Why "we can't explain it" is a choice, not a limit
The industry likes to say explainability is technically hard. It is harder than a linear rule — true. But "hard" and "impossible" are different words, and the gap between them is full of money.
The field has real tools. SHAP values, counterfactual explanations, monotonic constraints, interpretable-by-design models that trade a sliver of accuracy for a reason you can read. A lender who wants to tell you why can get within a good approximation. The reason most don't is that a legible model is a contestable model, and a contestable decision is one you can appeal, and an appeal is friction, cost, and legal exposure. "The algorithm decided" is cheaper than a defensible reason. Opacity isn't the price of accuracy. Opacity is the product.
And notice where this is heading. The scoring engine doesn't stay at the bank. The same architecture — thousands of hidden features, one silent verdict — is being wired into insurance premiums, rental screening, hiring filters, and increasingly a fused profile that follows you across all of them. One day the number arrives before you do, and the door is already closed, and no one in the building can tell you who closed it.

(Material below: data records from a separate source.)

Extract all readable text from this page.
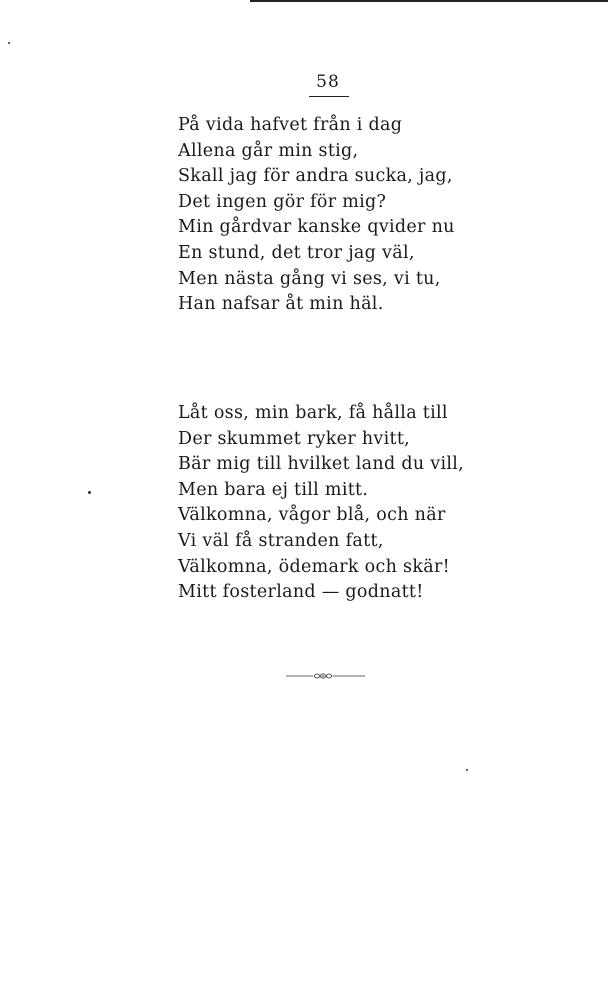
58
På vida hafvet från i dag
Allena går min stig,
Skall jag för andra sucka, jag,
Det ingen gör för mig?
Min gårdvar kanske qvider nu
En stund, det tror jag väl,
Men nästa gång vi ses, vi tu,
Han nafsar åt min häl.
Låt oss, min bark, få hålla till
Der skummet ryker hvitt,
Bär mig till hvilket land du vill,
Men bara ej till mitt.
Välkomna, vågor blå, och när
Vi väl få stranden fatt,
Välkomna, ödemark och skär!
Mitt fosterland — godnatt!
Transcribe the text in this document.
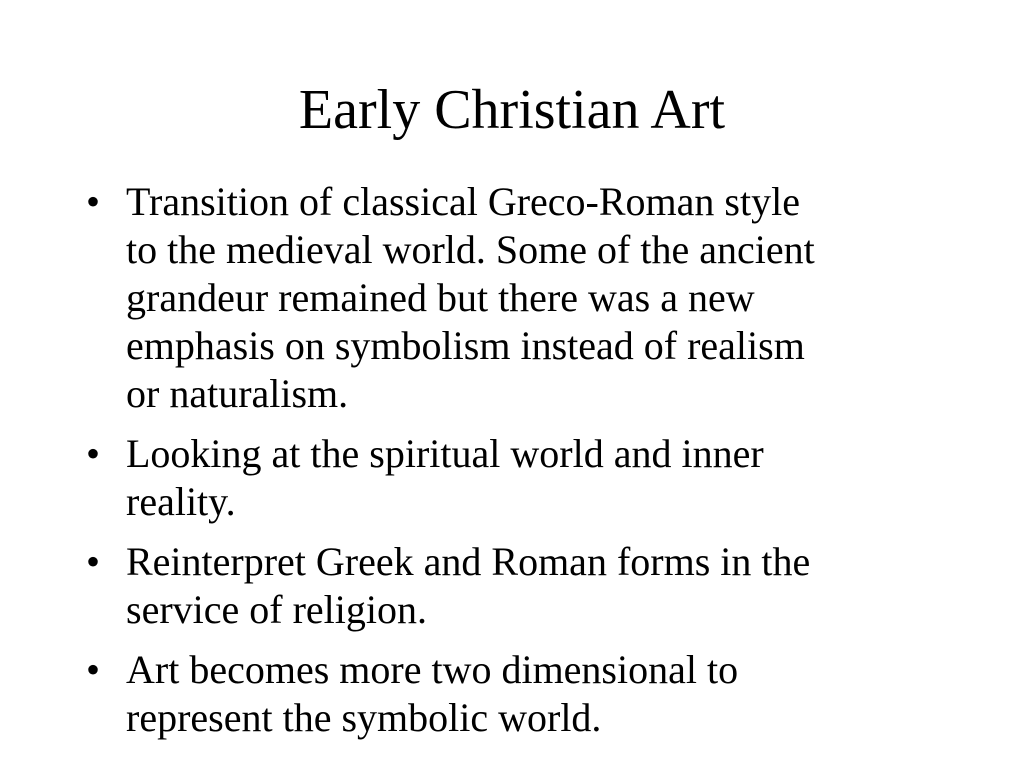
Early Christian Art
• Transition of classical Greco-Roman style
to the medieval world. Some of the ancient
grandeur remained but there was a new
emphasis on symbolism instead of realism
or naturalism.
• Looking at the spiritual world and inner
reality.
• Reinterpret Greek and Roman forms in the
service of religion.
• Art becomes more two dimensional to
represent the symbolic world.
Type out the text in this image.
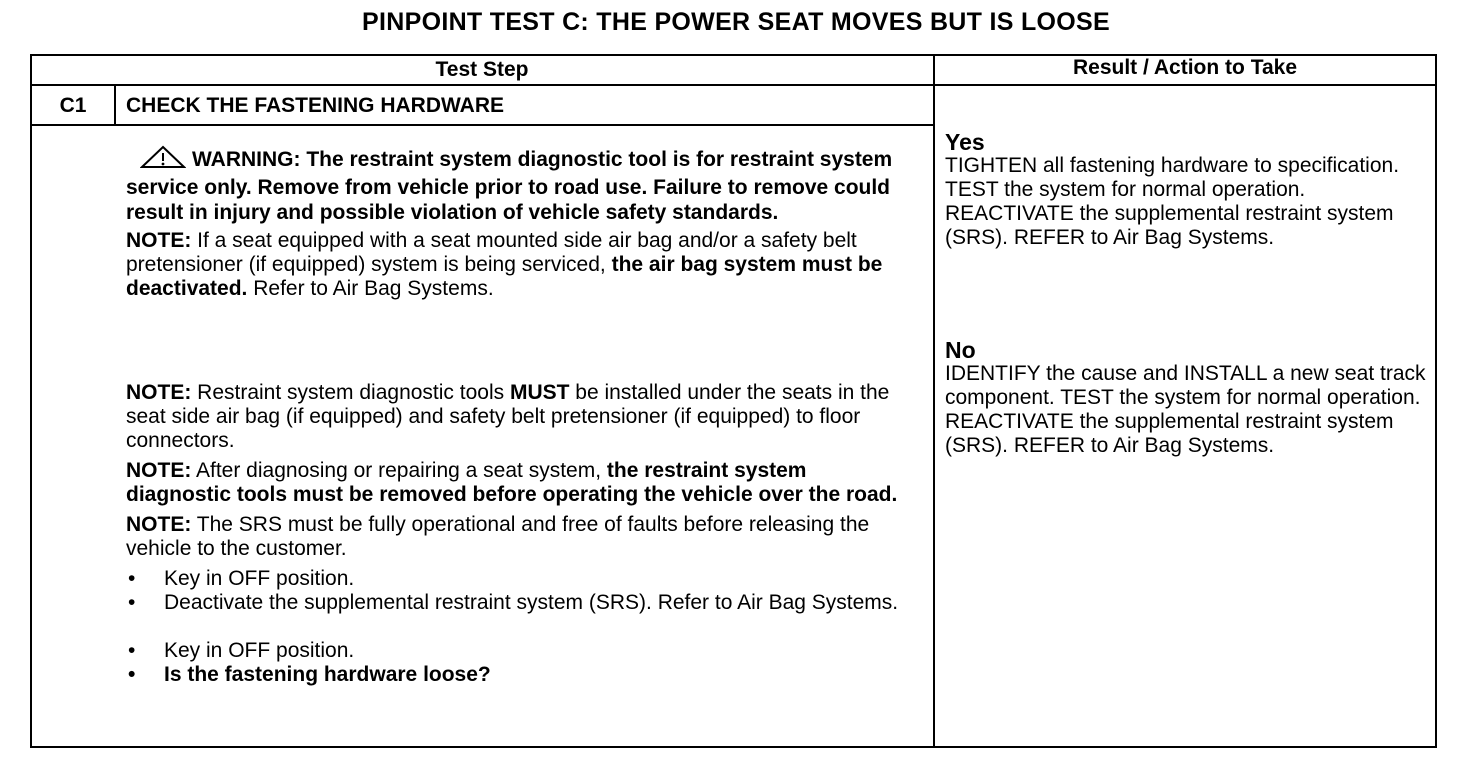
PINPOINT TEST C: THE POWER SEAT MOVES BUT IS LOOSE
Test Step	Result / Action to Take
C1	CHECK THE FASTENING HARDWARE

WARNING: The restraint system diagnostic tool is for restraint system service only. Remove from vehicle prior to road use. Failure to remove could result in injury and possible violation of vehicle safety standards.

NOTE: If a seat equipped with a seat mounted side air bag and/or a safety belt pretensioner (if equipped) system is being serviced, the air bag system must be deactivated. Refer to Air Bag Systems.

NOTE: Restraint system diagnostic tools MUST be installed under the seats in the seat side air bag (if equipped) and safety belt pretensioner (if equipped) to floor connectors.

NOTE: After diagnosing or repairing a seat system, the restraint system diagnostic tools must be removed before operating the vehicle over the road.

NOTE: The SRS must be fully operational and free of faults before releasing the vehicle to the customer.

• Key in OFF position.

• Deactivate the supplemental restraint system (SRS). Refer to Air Bag Systems.

• Key in OFF position.

• Is the fastening hardware loose?

Yes

TIGHTEN all fastening hardware to specification. TEST the system for normal operation. REACTIVATE the supplemental restraint system (SRS). REFER to Air Bag Systems.

No

IDENTIFY the cause and INSTALL a new seat track component. TEST the system for normal operation. REACTIVATE the supplemental restraint system (SRS). REFER to Air Bag Systems.
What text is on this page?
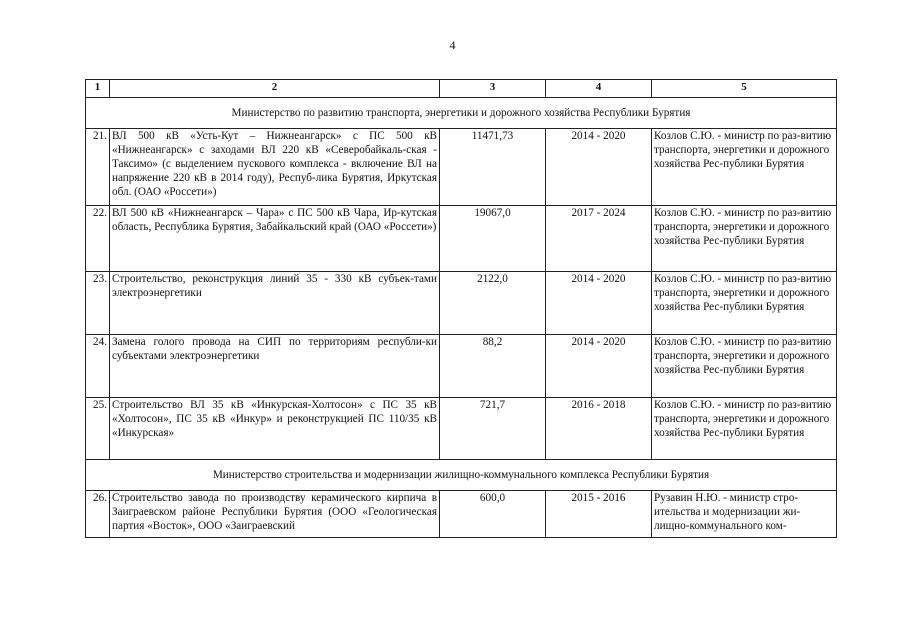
4
1	2	3	4	5
Министерство по развитию транспорта, энергетики и дорожного хозяйства Республики Бурятия				
21.	ВЛ 500 кВ «Усть-Кут – Нижнеангарск» с ПС 500 кВ «Нижнеангарск» с заходами ВЛ 220 кВ «Северобайкаль-ская - Таксимо» (с выделением пускового комплекса - включение ВЛ на напряжение 220 кВ в 2014 году), Респуб-лика Бурятия, Иркутская обл. (ОАО «Россети»)	11471,73	2014 - 2020	Козлов С.Ю. - министр по раз-витию транспорта, энергетики и дорожного хозяйства Рес-публики Бурятия
22.	ВЛ 500 кВ «Нижнеангарск – Чара» с ПС 500 кВ Чара, Ир-кутская область, Республика Бурятия, Забайкальский край (ОАО «Россети»)	19067,0	2017 - 2024	Козлов С.Ю. - министр по раз-витию транспорта, энергетики и дорожного хозяйства Рес-публики Бурятия
23.	Строительство, реконструкция линий 35 - 330 кВ субъек-тами электроэнергетики	2122,0	2014 - 2020	Козлов С.Ю. - министр по раз-витию транспорта, энергетики и дорожного хозяйства Рес-публики Бурятия
24.	Замена голого провода на СИП по территориям республи-ки субъектами электроэнергетики	88,2	2014 - 2020	Козлов С.Ю. - министр по раз-витию транспорта, энергетики и дорожного хозяйства Рес-публики Бурятия
25.	Строительство ВЛ 35 кВ «Инкурская-Холтосон» с ПС 35 кВ «Холтосон», ПС 35 кВ «Инкур» и реконструкцией ПС 110/35 кВ «Инкурская»	721,7	2016 - 2018	Козлов С.Ю. - министр по раз-витию транспорта, энергетики и дорожного хозяйства Рес-публики Бурятия
Министерство строительства и модернизации жилищно-коммунального комплекса Республики Бурятия				
26.	Строительство завода по производству керамического кирпича в Заиграевском районе Республики Бурятия (ООО «Геологическая партия «Восток», ООО «Заиграевский	600,0	2015 - 2016	Рузавин Н.Ю. - министр стро-ительства и модернизации жи-лищно-коммунального ком-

You were sorted by a model nobody in the room understands, defending a decision nobody in the room made.
The lever
Refuse the fog, because the black box has a fatal dependency: it only holds power as long as it stays unaccountable, and accountability is exactly what law and architecture can force.
Attack the silence with your legal right. In much of the world you already have one — the right to an explanation and to human review of an automated decision, the right to see the data used against you, the right to have errors corrected. These rights are underused because most people don't know they hold them. Use them, in writing, every time you're denied. A black box that must produce a reason on demand is a black box with a crack in it.
Attack the aggregation. The score gets its terrifying reach from fusing every stream about you into one profile. Starve it — spread your financial life across institutions that don't all feed the same broker, favor credit unions and community lenders whose logic you can actually question, and support the builders of open, portable, user-held credit — reputation you carry and reveal on your terms, rather than a dossier a stranger holds and prices on yours.
And demand the boring, radical thing: if a model decides your access to money, its logic must be inspectable by the person it judges. Not open-sourced to competitors — legible to the judged. That is not a technical impossibility. It is a design choice the powerful have declined to make, and choices can be reversed by people who refuse the default.
A verdict you cannot question is not a verdict. It is a trespass wearing a decimal point.
Make it show its work. A scale that hides its reasoning has already failed the weighing.